The time has come for a tax hikeA series of bills apparently aimed at winning votes in the April 7 mayoral by-elections in Seoul and Busan — dubbed as a vote for confidence ahead of the March 9, 2022 presidential election — have been rushed through by the dominant ruling Democratic Party (DP). The centerpiece was a special act to build a new airport on Gadeok Island off Busan with the biggest-ever budget of 28 trillion won ($26 billion) estimated by the Ministry of Land, Infrastructure and Transport. A special bill to compensate surviving victims and families of the deadly clashes between communist sympathizers and military regime decades ago with a 1.3-trillion-won budget and a special act to spend over 5 trillion won to construct “Asian cultural center” in Gwangju were also railroaded.
Other spending bills in the waiting are a special act to commemorate a right-left clash in Yeosu-Suncheon in South Jeolla in 1948 and a 50-billion-won project to build a science academy by state-run utility company Korea Electric Power Corp. in Naju, South Jeolla, home to the liberals. The DP-led Covid-19 relief measures — a compensation law, a profit-sharing plan and a social fund act — also require multi-billion-dollar spending.
After drawing up three supplementary budgets to fight Covid-19 last year, the government has earmarked another 20-trillion-won relief package through debt financing. Such massive spending would not have been rushed if not for the upcoming mayoral by-elections.
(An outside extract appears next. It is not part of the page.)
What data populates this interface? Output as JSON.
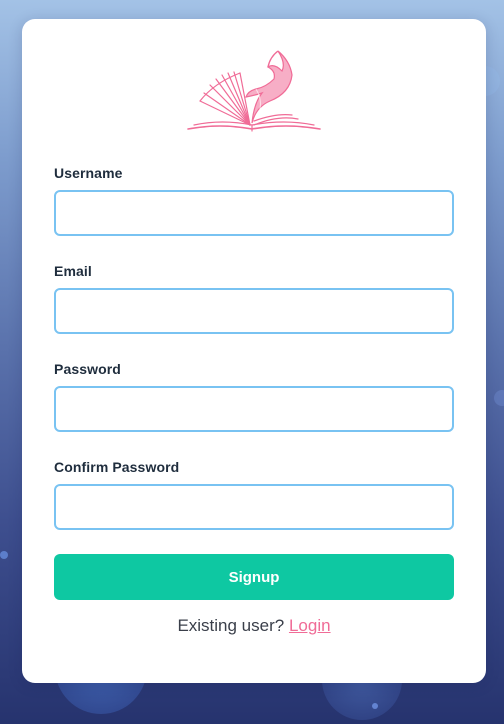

No one would refuse a free check, as evidenced from the parliamentary elections in April last year, which delivered a landslide victory for the DP. But due to the government profligacy that has been turning bolder whereas tax income declined for the second consecutive year, the public finance account has been sounding alarms. The DP is now floating the idea of raising taxes. Five-term lawmaker Lee Sang-min of the DP plans to submit a so-called “social alliance tax” to collect 3 to 5 trillion won more from rich individuals and companies. Yoon Hoo-deok of the same party, who chairs the Strategy and Finance Committee in the National Assembly, even proposed a public debate on tax hikes.
Although the DP has finally gotten around the financing means, raising taxes is not easy. What should come first is smart spending. Since spending is inevitable to fight the pandemic, unnecessary expenditures must be reduced. Yet the DP has trotted out multiple spending measures to pull liberal votes to its side and speaks of tax hikes.
Nearly 60 percent of taxes from labor income comes from the higher income group. Yet demanding the higher-income earners to pay more goes against the fair tax principle. The DP must stop its vote-buying spree and try to convince the public of the need for the hike if it is really necessary.